Entretanto, quando há fraqueza ou déficit de ativação desses músculos, há uma consequente falha no mecanismo de estabilização, predispondo a coluna a sobrecarga mecânica devido a indesejados micromovimentos articulares. Esse é um dos mecanismos de lesão da lombalgia.

Para tratamento ou prevenção deste quadro, preconiza-se a estabilização da coluna lombar através da ativação e do fortalecimento dos músculos posturais. Para isso, o treinamento de tais músculos é de extrema importância para bons resultados na terapia. Os músculos a serem trabalhados são os músculos do CORE (multífidos – região posterior; transverso do abdomen – região anterior; diafragma – região superior; assoalho pélvico – região inferior), que juntos compõem um centro de força e estabilidade para o tronco.

FICA A DICA: a contração voluntária dos músculos do CORE é muito difícil, por isso é importante iniciar o tratamento com a conscientização da ativação muscular em posturas neutras e sem a ação da gravidade, como em decúbito dorsal.
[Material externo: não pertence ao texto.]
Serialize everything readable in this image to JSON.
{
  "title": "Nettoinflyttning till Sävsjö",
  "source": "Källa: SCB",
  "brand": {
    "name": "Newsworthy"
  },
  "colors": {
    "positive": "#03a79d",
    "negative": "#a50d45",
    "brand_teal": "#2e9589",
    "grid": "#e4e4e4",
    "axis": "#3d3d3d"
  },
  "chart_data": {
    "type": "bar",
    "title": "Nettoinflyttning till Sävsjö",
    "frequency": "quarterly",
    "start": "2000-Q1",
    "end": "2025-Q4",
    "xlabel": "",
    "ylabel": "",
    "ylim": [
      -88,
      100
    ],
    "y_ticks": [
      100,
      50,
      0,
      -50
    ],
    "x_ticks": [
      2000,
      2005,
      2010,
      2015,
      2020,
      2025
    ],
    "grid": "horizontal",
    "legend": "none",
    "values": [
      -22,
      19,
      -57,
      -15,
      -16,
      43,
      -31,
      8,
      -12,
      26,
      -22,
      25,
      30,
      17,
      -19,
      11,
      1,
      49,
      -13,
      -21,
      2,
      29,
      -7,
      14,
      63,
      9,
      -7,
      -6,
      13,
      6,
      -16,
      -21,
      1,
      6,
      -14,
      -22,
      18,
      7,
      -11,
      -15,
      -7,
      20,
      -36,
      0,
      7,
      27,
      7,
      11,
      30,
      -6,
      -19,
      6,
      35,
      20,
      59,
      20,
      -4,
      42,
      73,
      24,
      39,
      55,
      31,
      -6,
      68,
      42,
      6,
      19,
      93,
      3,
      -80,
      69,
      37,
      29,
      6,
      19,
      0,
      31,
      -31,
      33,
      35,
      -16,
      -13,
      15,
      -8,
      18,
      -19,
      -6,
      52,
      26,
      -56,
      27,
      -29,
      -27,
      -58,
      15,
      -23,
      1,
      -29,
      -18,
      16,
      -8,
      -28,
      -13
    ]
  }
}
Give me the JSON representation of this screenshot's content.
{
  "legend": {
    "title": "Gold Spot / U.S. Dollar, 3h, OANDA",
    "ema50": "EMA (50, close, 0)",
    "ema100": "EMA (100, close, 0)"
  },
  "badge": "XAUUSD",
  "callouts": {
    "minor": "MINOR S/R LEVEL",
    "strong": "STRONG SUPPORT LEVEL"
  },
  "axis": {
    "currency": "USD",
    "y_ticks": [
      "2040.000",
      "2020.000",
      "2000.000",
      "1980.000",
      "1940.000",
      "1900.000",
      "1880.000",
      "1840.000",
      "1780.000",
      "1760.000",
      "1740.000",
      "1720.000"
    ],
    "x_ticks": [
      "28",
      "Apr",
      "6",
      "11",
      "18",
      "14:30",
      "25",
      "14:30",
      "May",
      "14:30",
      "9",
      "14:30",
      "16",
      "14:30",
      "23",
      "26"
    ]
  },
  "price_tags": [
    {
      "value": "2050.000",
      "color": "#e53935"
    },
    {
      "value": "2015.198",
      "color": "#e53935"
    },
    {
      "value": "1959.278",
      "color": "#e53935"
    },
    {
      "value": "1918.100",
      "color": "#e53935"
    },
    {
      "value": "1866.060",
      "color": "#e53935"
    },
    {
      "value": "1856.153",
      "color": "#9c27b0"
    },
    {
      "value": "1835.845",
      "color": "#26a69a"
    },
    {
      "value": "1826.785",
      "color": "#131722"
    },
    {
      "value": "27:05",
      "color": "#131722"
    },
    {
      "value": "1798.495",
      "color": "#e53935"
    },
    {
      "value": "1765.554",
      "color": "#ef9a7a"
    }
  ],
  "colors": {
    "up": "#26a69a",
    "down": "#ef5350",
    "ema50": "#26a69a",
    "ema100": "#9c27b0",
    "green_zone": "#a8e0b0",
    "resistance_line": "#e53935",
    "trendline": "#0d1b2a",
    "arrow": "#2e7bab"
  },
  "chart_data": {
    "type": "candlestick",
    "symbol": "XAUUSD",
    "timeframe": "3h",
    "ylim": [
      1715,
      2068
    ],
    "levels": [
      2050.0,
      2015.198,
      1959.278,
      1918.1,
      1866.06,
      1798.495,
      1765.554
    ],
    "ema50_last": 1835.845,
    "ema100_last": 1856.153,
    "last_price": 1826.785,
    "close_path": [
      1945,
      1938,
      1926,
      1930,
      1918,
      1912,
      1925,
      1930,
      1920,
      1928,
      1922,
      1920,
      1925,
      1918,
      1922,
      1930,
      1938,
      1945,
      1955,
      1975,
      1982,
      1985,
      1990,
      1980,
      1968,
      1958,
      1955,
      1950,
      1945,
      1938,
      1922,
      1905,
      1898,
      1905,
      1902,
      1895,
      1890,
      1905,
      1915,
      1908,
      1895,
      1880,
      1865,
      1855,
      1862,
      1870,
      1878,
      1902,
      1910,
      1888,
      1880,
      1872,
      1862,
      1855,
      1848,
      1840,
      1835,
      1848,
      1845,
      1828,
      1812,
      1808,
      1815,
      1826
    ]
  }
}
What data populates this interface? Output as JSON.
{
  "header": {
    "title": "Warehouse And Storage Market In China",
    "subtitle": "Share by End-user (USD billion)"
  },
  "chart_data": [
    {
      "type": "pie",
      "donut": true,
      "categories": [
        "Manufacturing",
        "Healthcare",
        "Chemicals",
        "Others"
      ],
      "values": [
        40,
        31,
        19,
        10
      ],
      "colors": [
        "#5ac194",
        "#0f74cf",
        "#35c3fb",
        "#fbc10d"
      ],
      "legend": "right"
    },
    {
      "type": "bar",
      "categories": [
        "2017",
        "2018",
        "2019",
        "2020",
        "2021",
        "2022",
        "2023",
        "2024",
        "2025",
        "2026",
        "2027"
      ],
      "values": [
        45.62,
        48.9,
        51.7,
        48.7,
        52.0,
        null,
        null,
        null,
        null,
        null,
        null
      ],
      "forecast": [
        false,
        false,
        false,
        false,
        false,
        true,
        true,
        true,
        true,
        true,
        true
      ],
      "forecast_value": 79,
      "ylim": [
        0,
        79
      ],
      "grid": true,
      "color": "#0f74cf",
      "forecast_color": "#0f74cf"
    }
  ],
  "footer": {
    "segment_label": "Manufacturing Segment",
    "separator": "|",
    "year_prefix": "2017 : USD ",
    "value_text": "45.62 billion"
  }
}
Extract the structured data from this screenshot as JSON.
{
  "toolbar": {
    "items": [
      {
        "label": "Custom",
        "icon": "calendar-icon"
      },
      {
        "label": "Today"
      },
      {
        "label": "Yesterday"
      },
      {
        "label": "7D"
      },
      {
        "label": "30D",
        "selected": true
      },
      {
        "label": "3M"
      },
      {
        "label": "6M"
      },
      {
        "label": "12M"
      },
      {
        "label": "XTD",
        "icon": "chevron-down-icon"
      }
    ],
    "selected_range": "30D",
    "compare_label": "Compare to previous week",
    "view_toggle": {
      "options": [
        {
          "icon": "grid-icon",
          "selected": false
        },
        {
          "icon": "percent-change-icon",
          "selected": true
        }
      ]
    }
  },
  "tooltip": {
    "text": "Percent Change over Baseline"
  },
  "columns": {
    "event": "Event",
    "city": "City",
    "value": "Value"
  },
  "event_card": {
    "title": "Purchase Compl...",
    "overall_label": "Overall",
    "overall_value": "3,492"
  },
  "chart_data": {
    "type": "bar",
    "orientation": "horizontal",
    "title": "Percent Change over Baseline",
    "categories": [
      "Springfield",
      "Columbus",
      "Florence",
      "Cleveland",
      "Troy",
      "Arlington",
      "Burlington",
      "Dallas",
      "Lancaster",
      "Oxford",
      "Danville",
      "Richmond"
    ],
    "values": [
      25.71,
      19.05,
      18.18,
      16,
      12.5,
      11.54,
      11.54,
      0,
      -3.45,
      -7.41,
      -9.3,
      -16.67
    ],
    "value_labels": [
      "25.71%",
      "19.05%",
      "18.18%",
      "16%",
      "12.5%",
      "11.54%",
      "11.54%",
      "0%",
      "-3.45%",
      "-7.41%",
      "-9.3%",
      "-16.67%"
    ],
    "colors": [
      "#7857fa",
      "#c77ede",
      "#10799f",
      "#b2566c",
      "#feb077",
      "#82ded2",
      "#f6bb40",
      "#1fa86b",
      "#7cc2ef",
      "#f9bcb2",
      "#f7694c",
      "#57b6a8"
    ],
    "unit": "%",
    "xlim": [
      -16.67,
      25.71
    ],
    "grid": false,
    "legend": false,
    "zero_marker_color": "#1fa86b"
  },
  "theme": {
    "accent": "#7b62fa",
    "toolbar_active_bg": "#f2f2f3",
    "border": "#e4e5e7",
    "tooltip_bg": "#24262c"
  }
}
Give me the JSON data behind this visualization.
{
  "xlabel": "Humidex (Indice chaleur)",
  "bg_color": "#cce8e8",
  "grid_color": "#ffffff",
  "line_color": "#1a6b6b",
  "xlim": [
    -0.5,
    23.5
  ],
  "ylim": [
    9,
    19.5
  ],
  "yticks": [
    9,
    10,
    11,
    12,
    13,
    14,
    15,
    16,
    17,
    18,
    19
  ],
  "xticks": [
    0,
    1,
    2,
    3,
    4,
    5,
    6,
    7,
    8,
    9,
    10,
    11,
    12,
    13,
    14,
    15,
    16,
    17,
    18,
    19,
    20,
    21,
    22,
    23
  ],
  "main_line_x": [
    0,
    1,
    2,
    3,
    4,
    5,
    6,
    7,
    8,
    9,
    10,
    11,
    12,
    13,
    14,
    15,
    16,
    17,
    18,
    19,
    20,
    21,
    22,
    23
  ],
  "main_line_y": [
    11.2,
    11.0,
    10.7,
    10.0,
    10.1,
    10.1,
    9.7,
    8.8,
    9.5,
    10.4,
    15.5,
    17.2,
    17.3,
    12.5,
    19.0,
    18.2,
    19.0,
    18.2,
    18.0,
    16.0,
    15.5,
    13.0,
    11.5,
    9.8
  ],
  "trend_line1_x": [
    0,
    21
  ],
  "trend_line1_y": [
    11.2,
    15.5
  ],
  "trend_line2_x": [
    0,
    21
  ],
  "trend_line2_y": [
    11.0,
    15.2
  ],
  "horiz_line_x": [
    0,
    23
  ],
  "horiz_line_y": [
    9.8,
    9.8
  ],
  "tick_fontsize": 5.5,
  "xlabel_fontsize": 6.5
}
A evolução da conduta pode se dar através do aumento na dificuldade de manutenção da postura (diminuição de apoios ou base instável, por exemplo) ou acrescentando movimentos funcionais aos exercícios (o gesto esportivo, no caso de atletas).

Ft. Thaís Bortolini Bueno

Referências:
Barr KP, Griggs M, Cadby T. Am J Phys Med Rehabil 2005; 84: 473–480.
Kibler WB, Press J, Sciascia A. Sports Med 2006; 36 (3): 189-198.
Willson JD et al. J Ameri Acad Orthop Surgeons 2005, 13 (5); 316-325.

Sobre o autor spallafisioterapia

Spalla Fisioterapia escreveu 78 matérias nesse site.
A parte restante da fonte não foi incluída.